Read more about: #agents#claude-code#infrastructure#llms#context-engineering

Your RAG Pipeline Sucks and Nobody Is Coming to Save You

llms · infrastructure · tool-design · context-engineering

Embed your docs. Chunk them. Throw them in a vector store. Retrieve the top-k. Stuff them in the prompt. Ship it.

That’s the pitch. Every RAG tutorial, every vector DB landing page, every “production-ready” template. And it’s wrong in ways that the fixes (better chunking, rerankers, hybrid search) can’t solve. Because the architecture is the problem.

I’ve been building search systems for almost a decade. LDA and topic modeling. Lucene, Solr, Elasticsearch. Universal Sentence Encoder. Fine-tuned BERT models. I implemented embedding pipelines by hand (before LLMs existed, before Hugging Face made it a one-liner). At startups. At Fortune 100 companies. I watched the entire transformation happen from the trenches.

And then vector databases showed up with $2B in funding and mass amnesia set in.

RAG is a data pipeline. Act accordingly.

The moment you commit to embeddings, you’ve signed up for data engineering. Processing pipelines. Chunking strategies. Embedding model selection. Index management.

And backfills. God, the backfills.

Change your chunking strategy? Rerun everything. Swap embedding models? Rerun everything. Update your source documents? Rerun everything. Add metadata extraction? Rerun everything.

You’re not building a search feature. You’re operating a data pipeline. Every change to any stage forces a full reprocessing of every document. You wanted a retrieval layer. You got ETL hell.

Two black boxes doing the same job

Here’s what nobody talks about. You have an LLM that UNDERSTANDS SEMANTICS. It’s the whole point. The model comprehends meaning, context, nuance. That’s why you’re building with it.

And then you bolt on an embedding model. Another neural network that also claims to understand semantics. A smaller, dumber one. To pre-process the information before the smart one sees it.

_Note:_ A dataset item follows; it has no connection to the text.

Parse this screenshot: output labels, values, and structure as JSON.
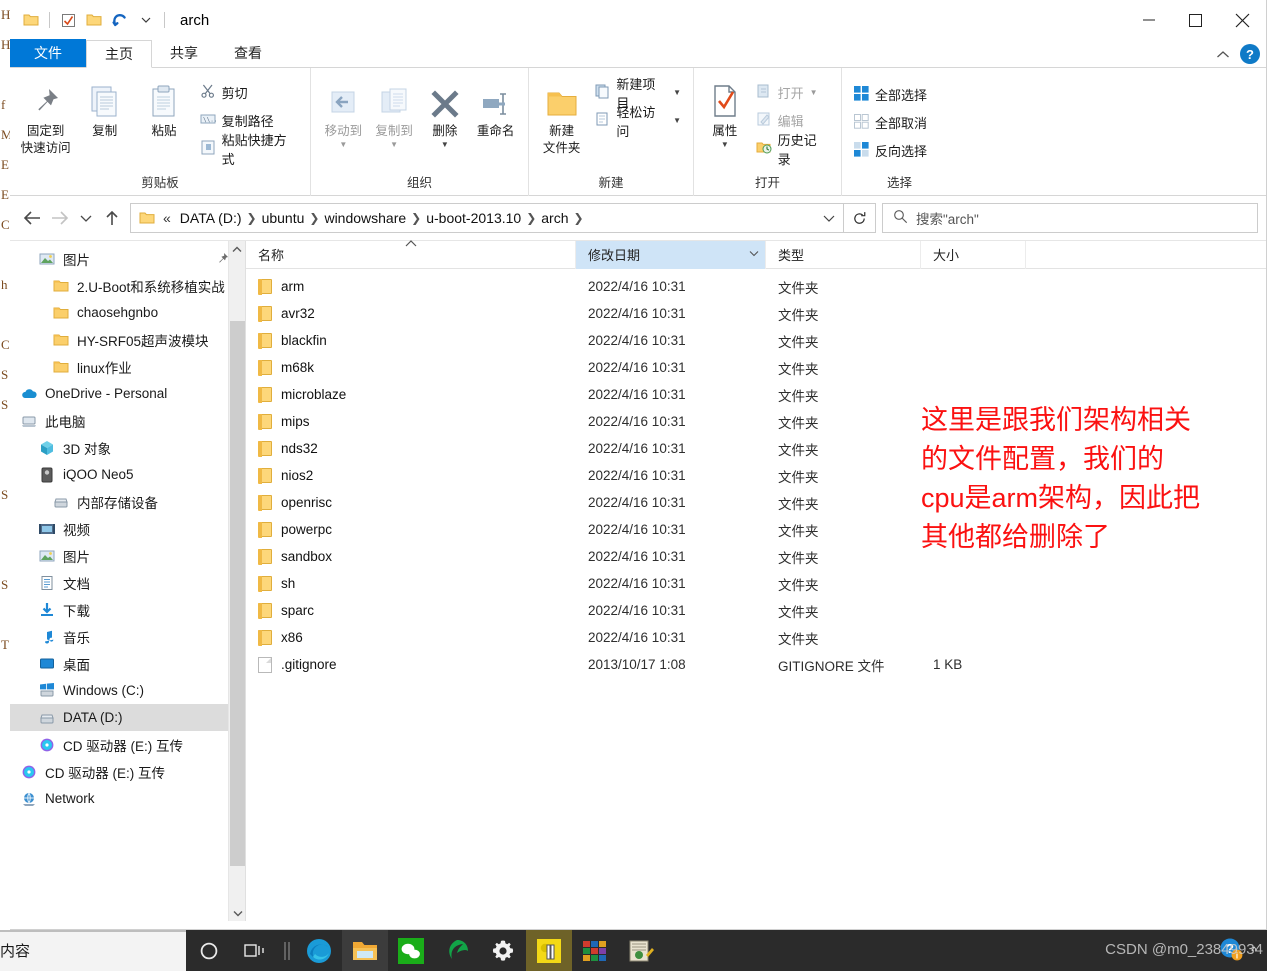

You now have two black boxes. One that genuinely understands language, and one that produces 1536-dimensional approximations of understanding. The embedding model makes retrieval decisions (what’s relevant, what’s not) before the LLM ever gets a chance to weigh in.

Why is the dumber model making the important decisions?

RAG breaks progressive disclosure

This is the deeper problem. RAG front-loads context. You retrieve before you understand what’s needed.

Think about what happens: a user asks a question. Before the LLM processes anything, you’ve already decided what to search for, what to retrieve, how many results to return, and what to stuff into the context window. You made all these decisions with a similarity score and a prayer.

What are you even querying? The user’s raw input? The conversation history? Some reformulated version? And who decides the reformulation, another LLM call? Now you have three models involved before the actual work starts.

This violates everything I know about good tool design. Search, View, Use. Let the consumer decide what it needs, when it needs it. Don’t pre-stuff context. Don’t force decisions before they’re necessary.

RAG does the opposite. It reveals more information than required, before it’s required. And when the next model is 2x smarter and needs different context? Your pipeline breaks, because it was designed for today’s model, not tomorrow’s.

You’ve created an infinite research problem that you can never fully deliver on and that will break on every new expectation.

BM25. Full-text search. Weighted scoring. The model decides what to search for and when.

I know. Not sexy. No pitch deck material. But hear me out.

Things in the real world are organized by semantic importance. A class name carries more signal than a function name. A function name carries more signal than a variable. A page title matters more than a paragraph buried in the footer. This hierarchy exists naturally in your data. BM25 with field-level weighting exploits it directly. No embeddings. No pipeline. No backfills.

And here’s the twist.

If the model knows what to search for, the ROI of FTS over a RAG pipeline is enormous. It’s fast. It’s cheap. It retrieves amazingly well.

So how does the model know? You JIT-parse whatever you need, throw it in a small index, and let the model use it like it would use grep.

# The "pipeline"
1. Parse source on demand
2. Build lightweight FTS index
3. Give the model a search tool
4. Let it query what it needs, when it needs it

No pre-computed embeddings. No chunking decisions. No backfills. The model drives retrieval because it already understands the query. You just gave it grep with better ranking.

This is the same pattern that makes Claude Code’s architecture work. Four primitives. The model decides what to read. Progressive disclosure. Context stays lean until the moment it’s needed.

”But it doesn’t scale”

The best solution to big data has always been to make the data smaller.

Partition correctly. Scope by category, by domain, by relevance tier. Nobody needs to search across a terabyte of unstructured text with a single query. If that’s your problem, it’s not a retrieval problem. It’s an information architecture problem. No amount of vector similarity will fix bad data organization.

The teams that ship working search don’t have better embeddings. They have better partitioning. They scoped the problem before they searched it.

The stack

BM25 is thirty years old. grep is fifty. The model that knows what to search for shipped last quarter. The stack was always there. We just forgot to use it.